The Seine divides Paris into two banks – but the term Rive Gauche or Rive Droite means more than just a geographic location. Mademoiselle Lili adjusts the compass.

For most people Paris is one city, but there are actually two cities: Rive Gauche, the Paris to the left of the Seine in the direction it flows, is a completely different world than Rive Droite. Try turning up the volume of your new favourite piano ballad around 7.30 pm in an apartment near Boulevard Saint-Germain! If within 10 minutes a crestfallen neighbour on the verge of tears is standing outside your door and looking at you as if you were a citizen of Satan, you are definitely on the Rive Gauche.  

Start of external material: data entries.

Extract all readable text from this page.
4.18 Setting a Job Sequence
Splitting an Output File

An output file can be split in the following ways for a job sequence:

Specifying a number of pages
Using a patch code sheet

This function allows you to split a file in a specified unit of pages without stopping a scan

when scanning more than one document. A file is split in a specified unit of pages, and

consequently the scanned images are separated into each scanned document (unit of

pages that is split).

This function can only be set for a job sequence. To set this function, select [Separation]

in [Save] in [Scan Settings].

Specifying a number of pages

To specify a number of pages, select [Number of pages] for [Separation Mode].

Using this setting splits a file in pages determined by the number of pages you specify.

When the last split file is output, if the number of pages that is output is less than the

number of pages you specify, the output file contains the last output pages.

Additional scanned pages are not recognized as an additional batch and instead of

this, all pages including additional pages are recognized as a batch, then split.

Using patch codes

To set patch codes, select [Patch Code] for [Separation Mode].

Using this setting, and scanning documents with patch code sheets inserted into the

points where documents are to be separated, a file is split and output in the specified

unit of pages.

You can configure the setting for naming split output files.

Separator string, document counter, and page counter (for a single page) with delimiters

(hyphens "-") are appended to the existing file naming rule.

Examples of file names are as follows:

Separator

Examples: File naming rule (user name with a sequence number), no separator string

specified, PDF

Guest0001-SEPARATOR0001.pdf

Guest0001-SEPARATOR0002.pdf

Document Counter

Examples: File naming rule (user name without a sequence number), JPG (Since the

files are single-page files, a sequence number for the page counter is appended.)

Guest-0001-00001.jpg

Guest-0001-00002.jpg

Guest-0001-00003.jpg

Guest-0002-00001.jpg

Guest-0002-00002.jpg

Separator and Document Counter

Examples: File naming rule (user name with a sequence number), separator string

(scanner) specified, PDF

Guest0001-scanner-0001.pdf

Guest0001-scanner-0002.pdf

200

Just as the wall once divided Berlin, there is a border that runs through Paris. A much more peaceful, more natural and more beautiful border, of course – otherwise known as the Seine. And, of course, it has always been open, connected by pretty bridges and endless metro tunnels. And yet: you feel and uphold the difference. Till today. That is why the logo of the upmarket department store Bon Marché still features the addendum Rive Gauche. Parisians class themselves as either Rive Gauche or Rive Droite, and this not only defines a geographic location, but also an individual lifestyle. Very similar to the decision of the new-Berliner after the fall of the wall to settle in either the East or the West of the city. Parisians regularly hold disputes that are half-ironic and half-serious about which side of Paris is the trendier, the more elegant or simply the better.  

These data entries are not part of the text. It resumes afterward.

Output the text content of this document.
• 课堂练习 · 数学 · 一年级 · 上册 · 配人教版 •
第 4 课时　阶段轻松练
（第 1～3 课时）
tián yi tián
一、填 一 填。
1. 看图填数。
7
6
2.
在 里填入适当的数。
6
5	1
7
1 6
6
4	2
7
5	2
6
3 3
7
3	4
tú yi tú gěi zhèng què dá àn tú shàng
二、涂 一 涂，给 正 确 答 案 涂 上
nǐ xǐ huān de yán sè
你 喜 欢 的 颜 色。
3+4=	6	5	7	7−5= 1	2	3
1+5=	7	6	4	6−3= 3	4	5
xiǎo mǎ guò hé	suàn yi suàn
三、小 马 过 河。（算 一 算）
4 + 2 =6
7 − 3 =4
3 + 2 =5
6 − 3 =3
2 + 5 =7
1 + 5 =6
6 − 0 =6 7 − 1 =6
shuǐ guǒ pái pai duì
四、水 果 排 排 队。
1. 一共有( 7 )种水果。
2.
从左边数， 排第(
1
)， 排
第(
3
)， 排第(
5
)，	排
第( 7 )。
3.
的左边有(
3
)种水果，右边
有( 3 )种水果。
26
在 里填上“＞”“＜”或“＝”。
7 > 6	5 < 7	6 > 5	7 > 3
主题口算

Rive Gauche has long been associated with the intellectual, free-spirited Paris. Not only 

because the famous Sorbonne University is based there. In the 1920s, American writers and artists such as Ernest Hemingway, Henry Miller or Gertrude Stein frivolously partied in the alleyways of the Quartier Latin, and waxed lyrical about the free lifestyle of the Left Bank. Later, Jean-Paul Sartre and Simone de Beauvoir philosophised, smoked and drank in Café de Flore or Les deux Magots on Place Saint-Germain-des-Près, until leftist students began to protest about the world order. When Yves Saint Laurent launched his first, cheaper prêt-à-porter collection in 1966, he named it Rive Gauche.   

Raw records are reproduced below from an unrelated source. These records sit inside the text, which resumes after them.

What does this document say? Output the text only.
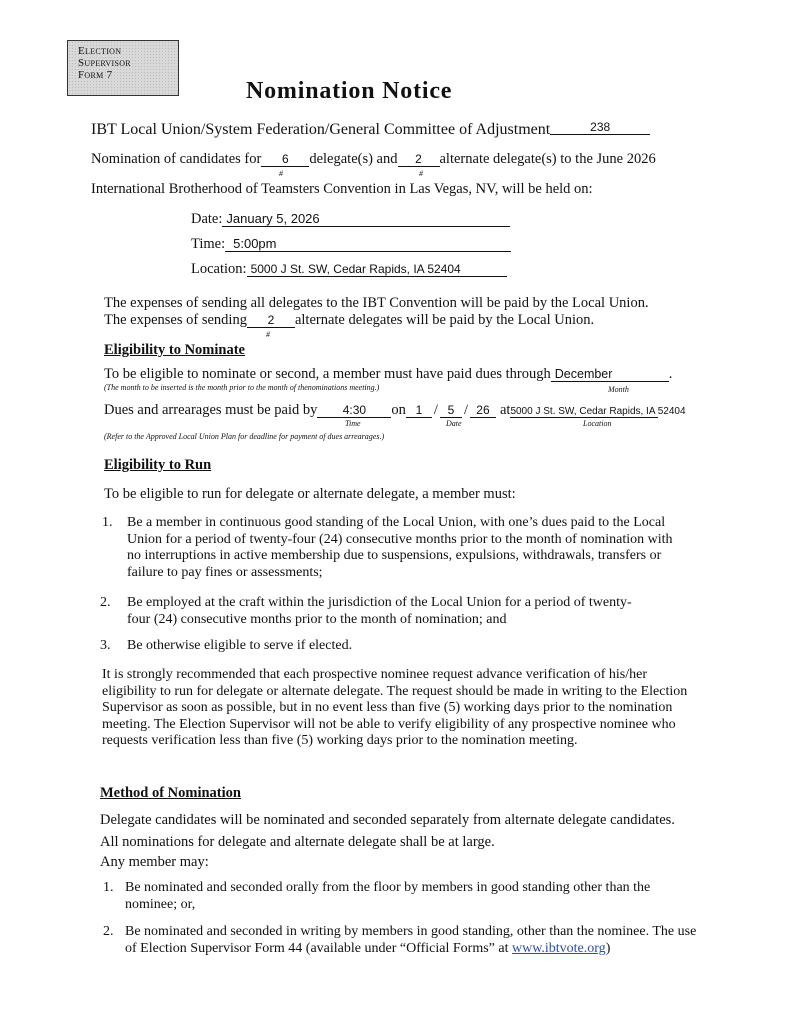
Election
Supervisor
Form 7
Nomination Notice
IBT Local Union/System Federation/General Committee of Adjustment	238
Nomination of candidates for 6 delegate(s) and 2 alternate delegate(s) to the June 2026
#	#
International Brotherhood of Teamsters Convention in Las Vegas, NV, will be held on:
Date: January 5, 2026
Time: 5:00pm
Location: 5000 J St. SW, Cedar Rapids, IA 52404
The expenses of sending all delegates to the IBT Convention will be paid by the Local Union.
The expenses of sending 2 alternate delegates will be paid by the Local Union.
#
Eligibility to Nominate
To be eligible to nominate or second, a member must have paid dues through December	.
(The month to be inserted is the month prior to the month of thenominations meeting.)	Month
Dues and arrearages must be paid by 4:30 on 1 / 5 / 26 at5000 J St. SW, Cedar Rapids, IA 52404
Time	Date	Location
(Refer to the Approved Local Union Plan for deadline for payment of dues arrearages.)
Eligibility to Run
To be eligible to run for delegate or alternate delegate, a member must:
1. Be a member in continuous good standing of the Local Union, with one’s dues paid to the Local Union for a period of twenty-four (24) consecutive months prior to the month of nomination with no interruptions in active membership due to suspensions, expulsions, withdrawals, transfers or failure to pay fines or assessments;
2. Be employed at the craft within the jurisdiction of the Local Union for a period of twenty-four (24) consecutive months prior to the month of nomination; and
3. Be otherwise eligible to serve if elected.
It is strongly recommended that each prospective nominee request advance verification of his/her eligibility to run for delegate or alternate delegate. The request should be made in writing to the Election Supervisor as soon as possible, but in no event less than five (5) working days prior to the nomination meeting. The Election Supervisor will not be able to verify eligibility of any prospective nominee who requests verification less than five (5) working days prior to the nomination meeting.
Method of Nomination
Delegate candidates will be nominated and seconded separately from alternate delegate candidates.
All nominations for delegate and alternate delegate shall be at large.
Any member may:
1. Be nominated and seconded orally from the floor by members in good standing other than the nominee; or,
2. Be nominated and seconded in writing by members in good standing, other than the nominee. The use of Election Supervisor Form 44 (available under “Official Forms” at www.ibtvote.org)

Whoever associated with Rive Gauche at that time strove to be different: progressive, anti-establishment, creative. That’s history. The former revolutionaries have grown old along with their non-conformism. All that remains is the myth. Rive Gauche today signifies the costliest apartments in the city, the snobbiest waiters, the most expensive cafés, the most elegant and best coiffed ladies in Brasserie Lipp. And, neighbours with bow ties and cashmere dinner jackets who go to bed as early as 7.30 pm. For me it is the Paris of Catherine Deneuve, an aged beauty that is elegant but, perhaps a little dull. How wonderful it was to finally move to Rive Droite, closer to Canal Saint-Martin or the Marais, where people are still out on the street at 10 at night!